I still had questions. “If you take your target permanently out of the game with a perfect present, you inherit their target, correct?” I verified.
“Correct.” Jameson was enjoying this way too much.
“What qualifies as a perfect present?” I asked. Hawthornes were notoriously fond of technicalities and loopholes.

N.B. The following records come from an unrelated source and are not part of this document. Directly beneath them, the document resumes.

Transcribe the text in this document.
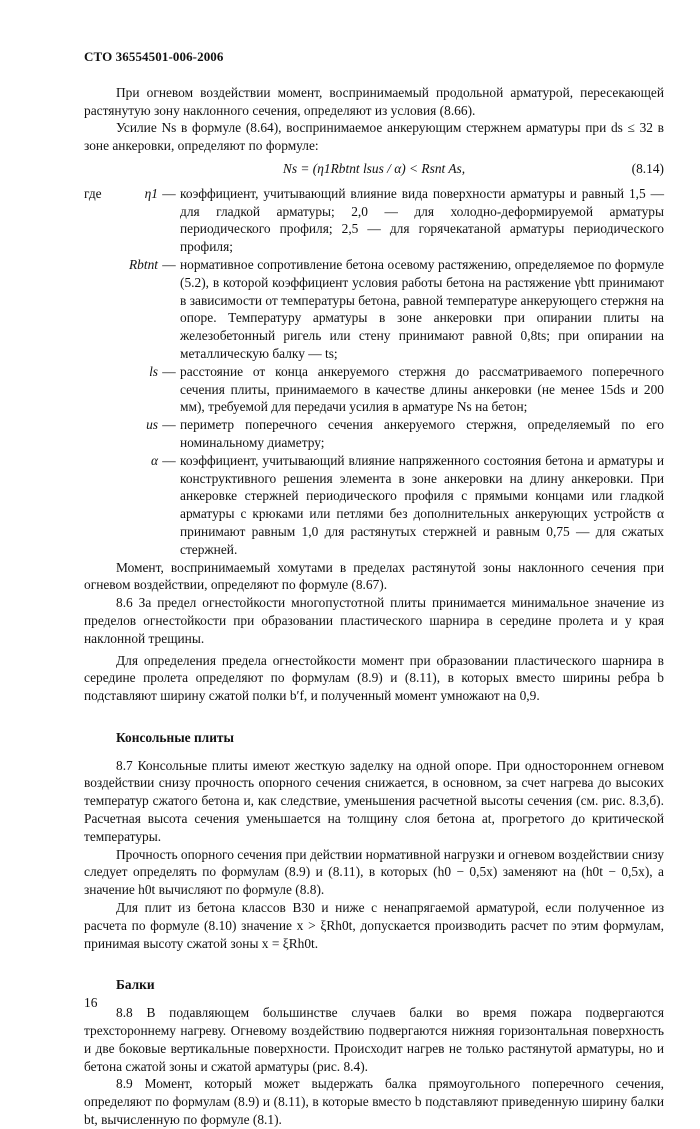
СТО 36554501-006-2006

При огневом воздействии момент, воспринимаемый продольной арматурой, пересекающей растянутую зону наклонного сечения, определяют из условия (8.66).

Усилие Ns в формуле (8.64), воспринимаемое анкерующим стержнем арматуры при ds ≤ 32 в зоне анкеровки, определяют по формуле:

Ns = (η1Rbtnt lsus / α) < Rsnt As,	(8.14)
где	η1 — коэффициент, учитывающий влияние вида поверхности арматуры и равный 1,5 — для гладкой арматуры; 2,0 — для холодно-деформируемой арматуры периодического профиля; 2,5 — для горячекатаной арматуры периодического профиля;
Rbtnt — нормативное сопротивление бетона осевому растяжению, определяемое по формуле (5.2), в которой коэффициент условия работы бетона на растяжение γbtt принимают в зависимости от температуры бетона, равной температуре анкерующего стержня на опоре. Температуру арматуры в зоне анкеровки при опирании плиты на железобетонный ригель или стену принимают равной 0,8ts; при опирании на металлическую балку — ts;
ls — расстояние от конца анкеруемого стержня до рассматриваемого поперечного сечения плиты, принимаемого в качестве длины анкеровки (не менее 15ds и 200 мм), требуемой для передачи усилия в арматуре Ns на бетон;
us — периметр поперечного сечения анкеруемого стержня, определяемый по его номинальному диаметру;
α — коэффициент, учитывающий влияние напряженного состояния бетона и арматуры и конструктивного решения элемента в зоне анкеровки на длину анкеровки. При анкеровке стержней периодического профиля с прямыми концами или гладкой арматуры с крюками или петлями без дополнительных анкерующих устройств α принимают равным 1,0 для растянутых стержней и равным 0,75 — для сжатых стержней.

Момент, воспринимаемый хомутами в пределах растянутой зоны наклонного сечения при огневом воздействии, определяют по формуле (8.67).

8.6 За предел огнестойкости многопустотной плиты принимается минимальное значение из пределов огнестойкости при образовании пластического шарнира в середине пролета и у края наклонной трещины.

Для определения предела огнестойкости момент при образовании пластического шарнира в середине пролета определяют по формулам (8.9) и (8.11), в которых вместо ширины ребра b подставляют ширину сжатой полки b′f, и полученный момент умножают на 0,9.

Консольные плиты

8.7 Консольные плиты имеют жесткую заделку на одной опоре. При одностороннем огневом воздействии снизу прочность опорного сечения снижается, в основном, за счет нагрева до высоких температур сжатого бетона и, как следствие, уменьшения расчетной высоты сечения (см. рис. 8.3,б). Расчетная высота сечения уменьшается на толщину слоя бетона at, прогретого до критической температуры.

Прочность опорного сечения при действии нормативной нагрузки и огневом воздействии снизу следует определять по формулам (8.9) и (8.11), в которых (h0 − 0,5x) заменяют на (h0t − 0,5x), а значение h0t вычисляют по формуле (8.8).

Для плит из бетона классов В30 и ниже с ненапрягаемой арматурой, если полученное из расчета по формуле (8.10) значение x > ξRh0t, допускается производить расчет по этим формулам, принимая высоту сжатой зоны x = ξRh0t.

Балки

8.8 В подавляющем большинстве случаев балки во время пожара подвергаются трехстороннему нагреву. Огневому воздействию подвергаются нижняя горизонтальная поверхность и две боковые вертикальные поверхности. Происходит нагрев не только растянутой арматуры, но и бетона сжатой зоны и сжатой арматуры (рис. 8.4).

8.9 Момент, который может выдержать балка прямоугольного поперечного сечения, определяют по формулам (8.9) и (8.11), в которые вместо b подставляют приведенную ширину балки bt, вычисленную по формуле (8.1).

16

“The best gifts,” Nash said, glancing at Libby, a low, deep hum in his voice, “are the ones you don’t even know you want.” The edges of his mouth crinkled with a subtle smile. “Maybe you don’t even know it exists, but the moment you see it…”
“Perfection,” Xander finished with a chef’s kiss.
Libby slung her reinforced garland around her neck like a feather boa and shook her head. “Only you four could turn gift-giving into a competition.”
“I told you two,” Jameson said, looking directly at me, “Christmas at Hawthorne House is a contact sport.”
“Now,” Xander said dramatically, “before we draw names, a few parameters on the choosing of bases. Each player can have only one base. It must be in—or on—the House; it must be bigger than a motorcycle; and it must be marked to indicate that it is yours. If you choose to encode or otherwise mask said marking, so be it.”
Libby was right: Only the Hawthorne brothers could have come up with something like this. I looked from Jameson to Nash to Xander—and then to the brother who had said the least since we filed into the Great Room.
“Hide your base well,” Grayson advised. “Find ways of defending it without tipping off your opponent about its location.”
“Tinsel bombs are strongly encouraged,” Jameson added.
This was, quite possibly, the single most Hawthorne thing I’d ever heard of.
“Game ends Christmas morning,” Nash told Libby and me, but he had eyes only for her. “Perfect presents take time.”
Something occurred to me then: “What if there’s more than one player left on Christmas morning?”
In one smooth motion, Grayson bent to pick up a squirt gun and tucked it into the inside pocket of his suit jacket. Then he answered my question. “There won’t be.”